Hi: This post does not match post #8. Maybe a wire color typo?Last bit, as it now sits on my desk finsihed
I took apart the gyro even though I didn't need it to work, but was now curious. Its acutally working fine, magnets and all. The base of the gyro unit contains 4 electromagnets connected in series in two pairs.
First pair are White + and Black -
Second pair are Red / Yellow and Red / Green
A third magnet rings the circular metal insert above the other four magents using Black for + and Black for -
The final electromagnet is a very large half circle coil right behind the mirror, with Black + and Black -
Final cable pinout for whomever else reads this off google later
1. Ground
2. Black
3. White
4. Red
5. Red / Yellow
6. Red / Blue
7. Red / Green
8. light
9. light
10. Grey
Something else obviously controls these all seperately, as increasing or decreasing voltage to any given set lets you adjust the 'center' position of the mirror. As I didn't have that I wired them all up in series, and at 12 volts they put out a decent strenght field and could center up the mirror. I applied 18 volts to the motor which got it good and revved up, so it all works!
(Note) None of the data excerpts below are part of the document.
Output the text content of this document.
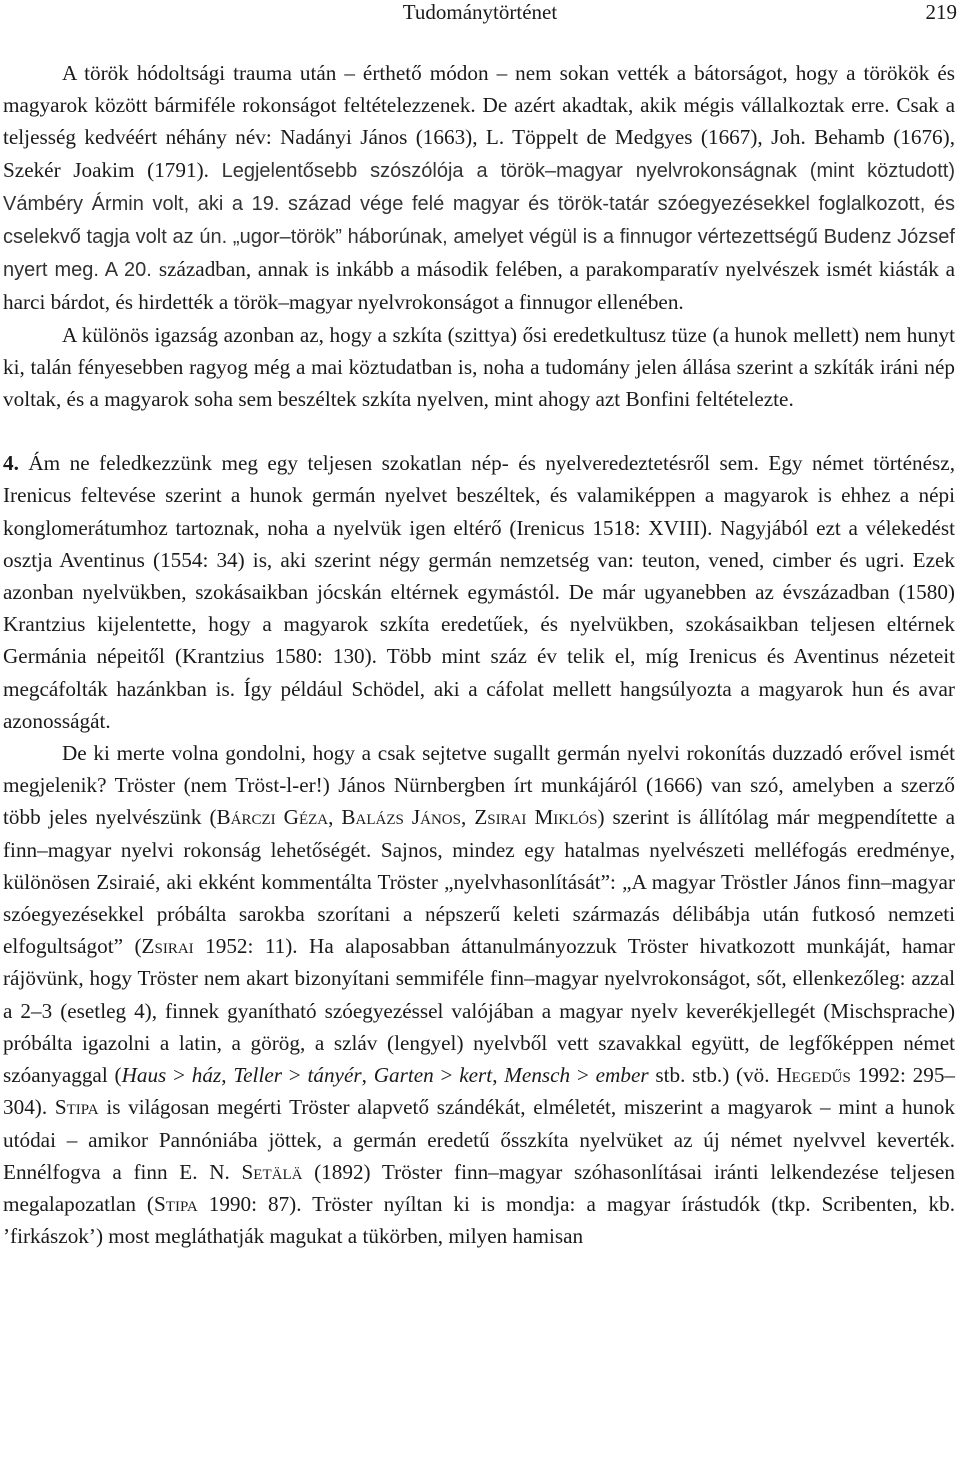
Tudománytörténet	219

A török hódoltsági trauma után – érthető módon – nem sokan vették a bátorságot, hogy a törökök és magyarok között bármiféle rokonságot feltételezzenek. De azért akadtak, akik mégis vállalkoztak erre. Csak a teljesség kedvéért néhány név: Nadányi János (1663), L. Töppelt de Medgyes (1667), Joh. Behamb (1676), Szekér Joakim (1791). Legjelentősebb szószólója a török–magyar nyelvrokonságnak (mint köztudott) Vámbéry Ármin volt, aki a 19. század vége felé magyar és török-tatár szóegyezésekkel foglalkozott, és cselekvő tagja volt az ún. „ugor–török” háborúnak, amelyet végül is a finnugor vértezettségű Budenz József nyert meg. A 20. században, annak is inkább a második felében, a parakomparatív nyelvészek ismét kiásták a harci bárdot, és hirdették a török–magyar nyelvrokonságot a finnugor ellenében.

A különös igazság azonban az, hogy a szkíta (szittya) ősi eredetkultusz tüze (a hunok mellett) nem hunyt ki, talán fényesebben ragyog még a mai köztudatban is, noha a tudomány jelen állása szerint a szkíták iráni nép voltak, és a magyarok soha sem beszéltek szkíta nyelven, mint ahogy azt Bonfini feltételezte.

4. Ám ne feledkezzünk meg egy teljesen szokatlan nép- és nyelveredeztetésről sem. Egy német történész, Irenicus feltevése szerint a hunok germán nyelvet beszéltek, és valamiképpen a magyarok is ehhez a népi konglomerátumhoz tartoznak, noha a nyelvük igen eltérő (Irenicus 1518: XVIII). Nagyjából ezt a vélekedést osztja Aventinus (1554: 34) is, aki szerint négy germán nemzetség van: teuton, vened, cimber és ugri. Ezek azonban nyelvükben, szokásaikban jócskán eltérnek egymástól. De már ugyanebben az évszázadban (1580) Krantzius kijelentette, hogy a magyarok szkíta eredetűek, és nyelvükben, szokásaikban teljesen eltérnek Germánia népeitől (Krantzius 1580: 130). Több mint száz év telik el, míg Irenicus és Aventinus nézeteit megcáfolták hazánkban is. Így például Schödel, aki a cáfolat mellett hangsúlyozta a magyarok hun és avar azonosságát.

De ki merte volna gondolni, hogy a csak sejtetve sugallt germán nyelvi rokonítás duzzadó erővel ismét megjelenik? Tröster (nem Tröst-l-er!) János Nürnbergben írt munkájáról (1666) van szó, amelyben a szerző több jeles nyelvészünk (Bárczi Géza, Balázs János, Zsirai Miklós) szerint is állítólag már megpendítette a finn–magyar nyelvi rokonság lehetőségét. Sajnos, mindez egy hatalmas nyelvészeti melléfogás eredménye, különösen Zsiraié, aki ekként kommentálta Tröster „nyelvhasonlítását”: „A magyar Tröstler János finn–magyar szóegyezésekkel próbálta sarokba szorítani a népszerű keleti származás délibábja után futkosó nemzeti elfogultságot” (Zsirai 1952: 11). Ha alaposabban áttanulmányozzuk Tröster hivatkozott munkáját, hamar rájövünk, hogy Tröster nem akart bizonyítani semmiféle finn–magyar nyelvrokonságot, sőt, ellenkezőleg: azzal a 2–3 (esetleg 4), finnek gyanítható szóegyezéssel valójában a magyar nyelv keverékjellegét (Mischsprache) próbálta igazolni a latin, a görög, a szláv (lengyel) nyelvből vett szavakkal együtt, de legfőképpen német szóanyaggal (Haus > ház, Teller > tányér, Garten > kert, Mensch > ember stb. stb.) (vö. Hegedűs 1992: 295–304). Stipa is világosan megérti Tröster alapvető szándékát, elméletét, miszerint a magyarok – mint a hunok utódai – amikor Pannóniába jöttek, a germán eredetű ősszkíta nyelvüket az új német nyelvvel keverték. Ennélfogva a finn E. N. Setälä (1892) Tröster finn–magyar szóhasonlításai iránti lelkendezése teljesen megalapozatlan (Stipa 1990: 87). Tröster nyíltan ki is mondja: a magyar írástudók (tkp. Scribenten, kb. ’firkászok’) most megláthatják magukat a tükörben, milyen hamisan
To display it there was no plan to have it spinning, but I do want it lit. I secured the gyro mirror with two easily removable dropes of hot glue. I went to the auto store and swapped out the 12 volt bulbs I'd replaced the 22 volt bulbs with for a set of low voltage (9 volt) LEDs.
I wired this into a 500ma 9volt wall power supply, and it'll pretty much run forever now without all the heat from the regular bulbs. End result looks good:
Your eye combines the two image into one when you view it, and it all appears centered when you do.
And the reason for the ability to mask that circle? When using the computing side, you mask the circle on the fixed old-style side since you see both at once. They leave the crosshair there, as that is still the final destination of your bullet, and it lets you see the lead the computer is giving you.